The next morning brought a flurry of activity. Final dress fittings, rehearsal arrangements, last-minute wedding details that seemed both crucial and completely irrelevant.

"You look tired," Vivienne observed over breakfast.

"Someone threw pebbles at my window last night."

"Ah. The Duke?"

"Who else?"

"How romantic. Harold did the same thing before our wedding. Though he was sober and brought flowers."

"James was neither sober nor bearing flowers. He did propose we elope to Scotland."

"Of course he did. The poor man's desperate."

"We're getting married tomorrow."

"After three months of torture. I'm surprised he hasn't actually kidnapped you."

"Don't give him ideas."

The day passed in a blur of preparations. The final dress fitting went perfectly and Madame Delacroix actually cried overher creation. Great-aunt Agatha, who had indeed arrived, kept offering loud commentary about the importance of "marital vigor."

"Is she drunk?" Catherine whispered to James.

"She's been drunk since 1785," he replied. "We think it's preserved her."

Vivienne insisted they had a rehearsal dinner at her house, with only close family and friends. Or as close as dukes got to friends, which seemed to mostly involve other titled people who didn't actively want to murder him.

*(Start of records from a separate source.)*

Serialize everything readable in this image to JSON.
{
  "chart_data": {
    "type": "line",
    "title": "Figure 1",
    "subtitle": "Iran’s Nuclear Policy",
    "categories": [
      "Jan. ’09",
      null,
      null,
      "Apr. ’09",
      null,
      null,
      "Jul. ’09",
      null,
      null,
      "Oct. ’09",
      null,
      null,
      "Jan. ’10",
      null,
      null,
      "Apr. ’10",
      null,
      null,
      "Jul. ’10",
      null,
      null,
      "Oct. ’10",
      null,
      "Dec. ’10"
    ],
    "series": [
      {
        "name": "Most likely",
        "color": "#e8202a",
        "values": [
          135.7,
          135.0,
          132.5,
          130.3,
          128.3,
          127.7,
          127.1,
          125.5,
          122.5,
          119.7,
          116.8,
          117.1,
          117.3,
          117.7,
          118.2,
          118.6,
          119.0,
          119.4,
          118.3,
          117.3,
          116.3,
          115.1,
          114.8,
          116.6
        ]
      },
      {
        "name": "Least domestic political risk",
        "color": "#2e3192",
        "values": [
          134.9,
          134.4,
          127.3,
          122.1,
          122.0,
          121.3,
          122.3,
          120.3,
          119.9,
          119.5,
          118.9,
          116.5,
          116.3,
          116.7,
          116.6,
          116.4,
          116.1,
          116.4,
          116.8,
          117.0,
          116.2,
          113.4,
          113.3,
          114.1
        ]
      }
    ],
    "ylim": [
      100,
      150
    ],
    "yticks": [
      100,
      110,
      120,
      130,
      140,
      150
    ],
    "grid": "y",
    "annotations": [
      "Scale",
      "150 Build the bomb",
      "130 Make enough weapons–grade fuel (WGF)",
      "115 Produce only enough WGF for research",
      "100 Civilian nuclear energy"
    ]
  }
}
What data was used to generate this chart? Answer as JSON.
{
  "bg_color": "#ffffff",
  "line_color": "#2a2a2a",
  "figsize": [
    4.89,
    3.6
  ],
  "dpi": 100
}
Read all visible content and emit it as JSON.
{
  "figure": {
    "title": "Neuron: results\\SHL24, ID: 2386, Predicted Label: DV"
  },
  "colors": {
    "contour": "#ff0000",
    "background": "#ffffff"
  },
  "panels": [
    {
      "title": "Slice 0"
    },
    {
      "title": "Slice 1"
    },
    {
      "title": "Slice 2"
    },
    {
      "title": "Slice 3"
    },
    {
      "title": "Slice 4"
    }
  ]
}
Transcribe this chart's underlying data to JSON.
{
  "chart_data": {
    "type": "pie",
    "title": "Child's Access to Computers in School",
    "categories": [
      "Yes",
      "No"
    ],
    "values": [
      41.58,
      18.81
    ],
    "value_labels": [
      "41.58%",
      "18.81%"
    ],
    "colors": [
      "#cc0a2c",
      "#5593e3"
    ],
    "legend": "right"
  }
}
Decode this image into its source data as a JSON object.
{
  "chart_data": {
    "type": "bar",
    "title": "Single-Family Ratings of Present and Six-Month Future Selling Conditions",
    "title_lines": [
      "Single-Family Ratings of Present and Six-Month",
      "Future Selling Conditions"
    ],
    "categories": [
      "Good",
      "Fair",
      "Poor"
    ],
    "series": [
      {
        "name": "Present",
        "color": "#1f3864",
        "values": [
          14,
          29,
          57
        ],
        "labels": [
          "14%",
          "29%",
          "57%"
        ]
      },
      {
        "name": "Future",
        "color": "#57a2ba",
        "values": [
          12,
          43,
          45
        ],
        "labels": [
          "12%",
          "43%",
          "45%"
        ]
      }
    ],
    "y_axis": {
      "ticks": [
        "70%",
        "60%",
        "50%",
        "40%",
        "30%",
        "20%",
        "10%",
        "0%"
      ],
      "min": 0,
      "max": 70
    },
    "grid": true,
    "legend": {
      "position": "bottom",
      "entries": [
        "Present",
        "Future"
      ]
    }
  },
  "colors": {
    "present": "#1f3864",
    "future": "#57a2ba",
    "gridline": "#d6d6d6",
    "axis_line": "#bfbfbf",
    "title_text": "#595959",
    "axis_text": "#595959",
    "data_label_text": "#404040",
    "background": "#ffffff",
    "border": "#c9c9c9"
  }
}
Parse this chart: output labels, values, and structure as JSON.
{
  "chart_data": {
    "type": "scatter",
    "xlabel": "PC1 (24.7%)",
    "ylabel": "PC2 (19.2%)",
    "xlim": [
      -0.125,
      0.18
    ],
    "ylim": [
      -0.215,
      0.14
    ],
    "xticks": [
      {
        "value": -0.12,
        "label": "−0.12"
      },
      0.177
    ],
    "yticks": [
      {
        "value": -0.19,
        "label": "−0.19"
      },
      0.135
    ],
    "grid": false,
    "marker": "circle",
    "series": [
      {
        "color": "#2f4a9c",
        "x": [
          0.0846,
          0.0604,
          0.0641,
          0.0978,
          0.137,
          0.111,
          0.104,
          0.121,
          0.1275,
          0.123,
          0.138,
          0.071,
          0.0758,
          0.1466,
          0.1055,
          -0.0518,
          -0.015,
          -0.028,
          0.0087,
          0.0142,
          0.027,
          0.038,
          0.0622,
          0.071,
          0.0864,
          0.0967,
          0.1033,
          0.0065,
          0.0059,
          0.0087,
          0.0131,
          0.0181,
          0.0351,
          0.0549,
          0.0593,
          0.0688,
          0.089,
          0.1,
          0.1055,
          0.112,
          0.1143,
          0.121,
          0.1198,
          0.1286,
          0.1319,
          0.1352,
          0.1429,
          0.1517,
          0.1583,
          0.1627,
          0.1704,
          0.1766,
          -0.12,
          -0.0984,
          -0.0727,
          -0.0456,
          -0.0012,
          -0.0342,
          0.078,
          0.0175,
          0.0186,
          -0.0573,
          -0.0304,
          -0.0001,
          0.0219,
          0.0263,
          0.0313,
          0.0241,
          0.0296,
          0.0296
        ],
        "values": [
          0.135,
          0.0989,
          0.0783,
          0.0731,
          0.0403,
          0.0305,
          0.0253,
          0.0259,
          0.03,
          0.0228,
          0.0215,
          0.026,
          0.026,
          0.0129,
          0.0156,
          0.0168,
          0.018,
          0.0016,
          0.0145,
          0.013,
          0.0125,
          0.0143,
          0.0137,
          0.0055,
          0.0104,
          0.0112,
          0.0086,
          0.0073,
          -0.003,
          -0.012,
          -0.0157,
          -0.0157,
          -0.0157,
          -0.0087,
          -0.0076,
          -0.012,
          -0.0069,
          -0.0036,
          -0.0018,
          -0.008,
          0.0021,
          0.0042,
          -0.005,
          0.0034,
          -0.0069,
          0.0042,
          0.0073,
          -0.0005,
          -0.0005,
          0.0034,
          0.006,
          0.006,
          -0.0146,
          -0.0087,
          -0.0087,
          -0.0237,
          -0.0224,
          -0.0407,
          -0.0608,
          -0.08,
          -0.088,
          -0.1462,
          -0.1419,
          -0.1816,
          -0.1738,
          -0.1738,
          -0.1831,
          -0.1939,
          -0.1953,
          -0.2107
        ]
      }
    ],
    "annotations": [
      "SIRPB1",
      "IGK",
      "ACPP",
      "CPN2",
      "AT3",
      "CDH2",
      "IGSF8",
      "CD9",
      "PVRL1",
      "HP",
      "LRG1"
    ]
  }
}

Catherine was seated beside James, finally, properly, as would be her right as his wife starting tomorrow.

"Twenty hours," he murmured as the soup was served.

"Nineteen hours and forty-three minutes."

"Heavens, this is endless."

"It's necessary."

"Is it? Is it really? Because I'm fairly certain we could skip dinner, skip the sleeping separately tonight, skip everything except the actual vows."

"Your mother would murder you."

"She'd understand eventually."

The Duchess, seated across from them, raised an eyebrow. "I can hear you, you know."

"Good," James said. "Then you know I'm dying."

"You're dramatic. It's one more night."

"One more night after three months of nights."

"James," the Duchess said mildly, "you're scandalizing the Archbishop."

Indeed, the Archbishop was looking rather pink.